Naveen Jindal had accused the two journalists of trying to extort ₹1,000,000,000 in advertisements for Zee News from him through blackmail by threatening to air stories against his company in the Coalgate scam.

Zee News denied the charges and made counter claims of Jindal offering them ₹200000000 to halt their investigations against Jindal Steel's involvement in the scam but filed no charges.

In July 2018, the Jindal Group withdrew the case against Zee News and both parties to the litigation stated that an out of court settlement had been reached which remains undisclosed.

===Ban in Nepal===
On 9 July 2020, Nepal's satellite and cable television operators banned Zee News and some other Indian privately owned news channels, citing "propaganda and defamatory report against Nepal government".

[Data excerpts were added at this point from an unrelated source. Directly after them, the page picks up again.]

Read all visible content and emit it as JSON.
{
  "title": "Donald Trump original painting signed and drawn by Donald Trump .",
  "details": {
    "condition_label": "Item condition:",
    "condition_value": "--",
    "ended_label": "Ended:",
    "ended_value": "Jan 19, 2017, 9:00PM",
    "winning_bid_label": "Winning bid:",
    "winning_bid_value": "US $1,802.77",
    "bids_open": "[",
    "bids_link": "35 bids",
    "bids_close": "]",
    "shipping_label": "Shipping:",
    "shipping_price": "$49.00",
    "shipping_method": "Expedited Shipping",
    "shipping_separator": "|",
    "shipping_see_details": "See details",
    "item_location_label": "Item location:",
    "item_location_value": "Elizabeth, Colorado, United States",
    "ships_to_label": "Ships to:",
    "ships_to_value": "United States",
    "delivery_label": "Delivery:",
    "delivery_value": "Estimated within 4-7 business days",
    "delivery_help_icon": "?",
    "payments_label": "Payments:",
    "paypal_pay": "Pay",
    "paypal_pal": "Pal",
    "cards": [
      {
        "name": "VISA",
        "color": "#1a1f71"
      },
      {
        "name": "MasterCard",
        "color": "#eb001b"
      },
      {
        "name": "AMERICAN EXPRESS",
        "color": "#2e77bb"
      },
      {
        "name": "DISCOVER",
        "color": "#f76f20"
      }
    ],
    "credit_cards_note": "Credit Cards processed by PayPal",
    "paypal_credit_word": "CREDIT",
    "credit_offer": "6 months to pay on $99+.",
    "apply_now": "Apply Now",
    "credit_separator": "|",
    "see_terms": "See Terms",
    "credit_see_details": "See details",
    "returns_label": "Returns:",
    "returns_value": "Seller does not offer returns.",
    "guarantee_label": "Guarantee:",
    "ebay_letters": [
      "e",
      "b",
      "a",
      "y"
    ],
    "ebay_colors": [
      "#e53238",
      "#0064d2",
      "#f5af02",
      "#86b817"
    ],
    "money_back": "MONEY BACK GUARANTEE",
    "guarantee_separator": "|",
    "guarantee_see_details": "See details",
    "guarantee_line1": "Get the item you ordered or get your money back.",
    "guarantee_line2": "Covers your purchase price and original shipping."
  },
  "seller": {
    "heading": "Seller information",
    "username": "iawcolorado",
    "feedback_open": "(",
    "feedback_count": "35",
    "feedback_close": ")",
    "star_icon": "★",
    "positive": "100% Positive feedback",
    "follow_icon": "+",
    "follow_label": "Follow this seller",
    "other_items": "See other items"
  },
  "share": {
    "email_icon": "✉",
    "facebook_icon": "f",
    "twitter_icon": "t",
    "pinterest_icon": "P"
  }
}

===Notices by the News Broadcasting and Digital Standards Authority===

In June 2022, the News Broadcasting and Digital Standards Authority said Zee News' headlines on Umar Khalid 'gave an impression that the accused had already been declared guilty' and asked them to take down the segments. In the same month, the News Broadcasting and Digital Standards Authority directed Zee News to take down a debate show from its website and social media handles about Muslim population for violating the regulator's code of ethics, saying it was "telecast without any data or substantial material to support it". Further, the news regulator said that the manner in which the topic was framed and language used, it was clear that there was an agenda behind the debate.